Comme à presque toutes les Présidentielles depuis 1981 les Le Pen père et fille nous
ont refait le coup des signatures.
La comédie des "laura-l'aura pas" a duré des semaines et a permis aux plumitifs otages
de tartiner des pages sur le scandale qu'aurait été une élection sans l'extrème droite, sur
le déni de démocratie etc etc.
Mouais.
La fille Le Pen a ainsi occupé les ondes et a pu donner des leçons de démocratie à bon
compte. Cette tragicomédie de la quète des signatures aura été, une fois de plus, un
formidable accès au médias.
Bravo!
Autre point à signaler: la dictature des sondages.
Après chaque élection on se jure de ne pas tomber dans le panneau et dès les premières
semaines de campagne on retombe dans cette obsession sondagière.
Les officines sont les mêmes, la marge d'erreur aussi mais cela n'empêche pas les
commentateurs de dauber comme des fous sur des résultats aléatoires et erronés.
...Quand ils ne sont pas manipulés.
Les commentateurs....
Depuis des décennies ce sont les mêmes qui glosent à tout va sur la politique et les
politiciens. L'arrivée de la TNT n'a rien changé: ceux qui avaient été virés (Mazerolles,
Chabot et tant d'autres) se sont incrustés sur ces chaînes sans audience pour poursuivre
leur travail de médiocres.
Les radios, les journaux et les télés sont colonisés par des journaleux qui les occupent
comme les Kim occupent la Corée du Nord: en ne laissant pas un espace de libre.
On "duhamelise", on "elkabachise" et on "Laurentjoffrinise" en boucle en utilisant des
arguments qui servent depuis l'élection de 1965...
Les candidats nous servent leur partition, à la note près et il faut un sens de l'humour egal
à l'abnégation pour les écouter plus de dix minutes.
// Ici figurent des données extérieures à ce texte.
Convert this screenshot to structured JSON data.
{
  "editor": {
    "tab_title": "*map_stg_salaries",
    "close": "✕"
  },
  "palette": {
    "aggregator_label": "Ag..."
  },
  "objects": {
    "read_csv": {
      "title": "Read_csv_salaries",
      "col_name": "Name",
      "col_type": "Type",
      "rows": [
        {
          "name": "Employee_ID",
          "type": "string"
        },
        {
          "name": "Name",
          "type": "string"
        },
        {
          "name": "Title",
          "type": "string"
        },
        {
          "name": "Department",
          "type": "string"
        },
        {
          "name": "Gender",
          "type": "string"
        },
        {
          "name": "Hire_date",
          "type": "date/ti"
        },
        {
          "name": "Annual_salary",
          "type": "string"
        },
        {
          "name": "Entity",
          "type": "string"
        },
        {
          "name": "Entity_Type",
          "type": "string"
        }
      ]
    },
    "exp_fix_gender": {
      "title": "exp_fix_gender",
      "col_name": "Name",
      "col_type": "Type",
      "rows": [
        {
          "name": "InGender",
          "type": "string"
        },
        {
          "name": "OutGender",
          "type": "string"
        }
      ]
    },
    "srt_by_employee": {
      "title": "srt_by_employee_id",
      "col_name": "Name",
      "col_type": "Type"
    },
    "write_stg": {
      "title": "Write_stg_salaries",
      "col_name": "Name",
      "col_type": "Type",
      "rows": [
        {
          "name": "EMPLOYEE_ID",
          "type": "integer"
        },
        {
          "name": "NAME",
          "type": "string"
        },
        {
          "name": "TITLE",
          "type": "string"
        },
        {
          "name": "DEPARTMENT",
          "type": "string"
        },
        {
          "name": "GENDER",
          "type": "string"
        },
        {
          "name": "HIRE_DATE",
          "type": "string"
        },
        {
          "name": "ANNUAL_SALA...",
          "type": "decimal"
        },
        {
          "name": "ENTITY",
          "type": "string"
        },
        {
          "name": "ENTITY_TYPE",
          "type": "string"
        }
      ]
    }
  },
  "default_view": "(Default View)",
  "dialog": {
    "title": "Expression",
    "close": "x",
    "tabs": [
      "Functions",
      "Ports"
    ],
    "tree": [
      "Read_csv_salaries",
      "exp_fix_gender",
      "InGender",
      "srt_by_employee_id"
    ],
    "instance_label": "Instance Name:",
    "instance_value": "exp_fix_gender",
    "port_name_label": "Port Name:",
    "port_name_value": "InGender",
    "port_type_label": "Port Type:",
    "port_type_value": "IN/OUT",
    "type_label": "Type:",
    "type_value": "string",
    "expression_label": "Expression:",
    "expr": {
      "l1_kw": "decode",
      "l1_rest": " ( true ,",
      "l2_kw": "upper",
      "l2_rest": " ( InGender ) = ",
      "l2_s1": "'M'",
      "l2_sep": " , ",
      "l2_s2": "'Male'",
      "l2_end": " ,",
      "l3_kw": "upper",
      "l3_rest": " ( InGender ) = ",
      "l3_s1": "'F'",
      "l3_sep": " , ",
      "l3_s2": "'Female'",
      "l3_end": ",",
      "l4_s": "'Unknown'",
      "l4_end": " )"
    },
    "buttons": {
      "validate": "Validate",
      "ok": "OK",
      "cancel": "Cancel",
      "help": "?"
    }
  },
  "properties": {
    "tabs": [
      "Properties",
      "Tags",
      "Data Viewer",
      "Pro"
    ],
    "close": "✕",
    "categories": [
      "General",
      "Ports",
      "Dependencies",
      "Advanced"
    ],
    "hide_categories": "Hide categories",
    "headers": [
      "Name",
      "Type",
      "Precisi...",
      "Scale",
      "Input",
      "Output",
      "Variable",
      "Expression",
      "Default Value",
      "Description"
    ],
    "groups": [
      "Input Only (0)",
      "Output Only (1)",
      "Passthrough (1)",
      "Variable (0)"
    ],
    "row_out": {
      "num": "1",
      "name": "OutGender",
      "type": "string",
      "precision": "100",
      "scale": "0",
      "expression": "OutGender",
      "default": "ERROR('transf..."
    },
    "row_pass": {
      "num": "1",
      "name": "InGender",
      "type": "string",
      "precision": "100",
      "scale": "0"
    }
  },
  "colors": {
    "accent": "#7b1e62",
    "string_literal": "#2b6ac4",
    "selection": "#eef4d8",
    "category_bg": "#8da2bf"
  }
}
Chevaux de retour (Sarkozy, Bayroux, Le Pen) ou de manège (Arthaud, Poutou, Hollande)
on a l'impression d'un disque usé qu'on vient de remettre des années après.
Les magazines pondent des enquètes spéciales qui sont dépassées deux semaines
après leur parution et les télévisions des reportages démentis par les faits dans le
mois qui suit.
Les grands meetings avec musique, drapeaux, tee-shirts, foules extatiques et lampions
n'impressionnent que ceux qui y viennent en cars affrétés par les partis politiques.
Pas une once de vérité ni d'improvisation dans ces manifestations réglées au cordeau.
Ca ne sert à rien mais ça fait croire, un instant, aux candidats qu'ils déplacent les foules.
...Quand ce ne sont que des intérêts.
Ce cirque démocratique à bout de souffle ne peut nous faire oublier que, on l'a vu avec la
Grèce et le traité de Lisbonne, les décisions nous échappent et se prennent ailleurs.
On amuse la galerie, on fait semblant mais les dés sont pipés.
Bayrou, Sarkozy ou Hollande sont les mêmes reflets d'une classe politique dévaluée.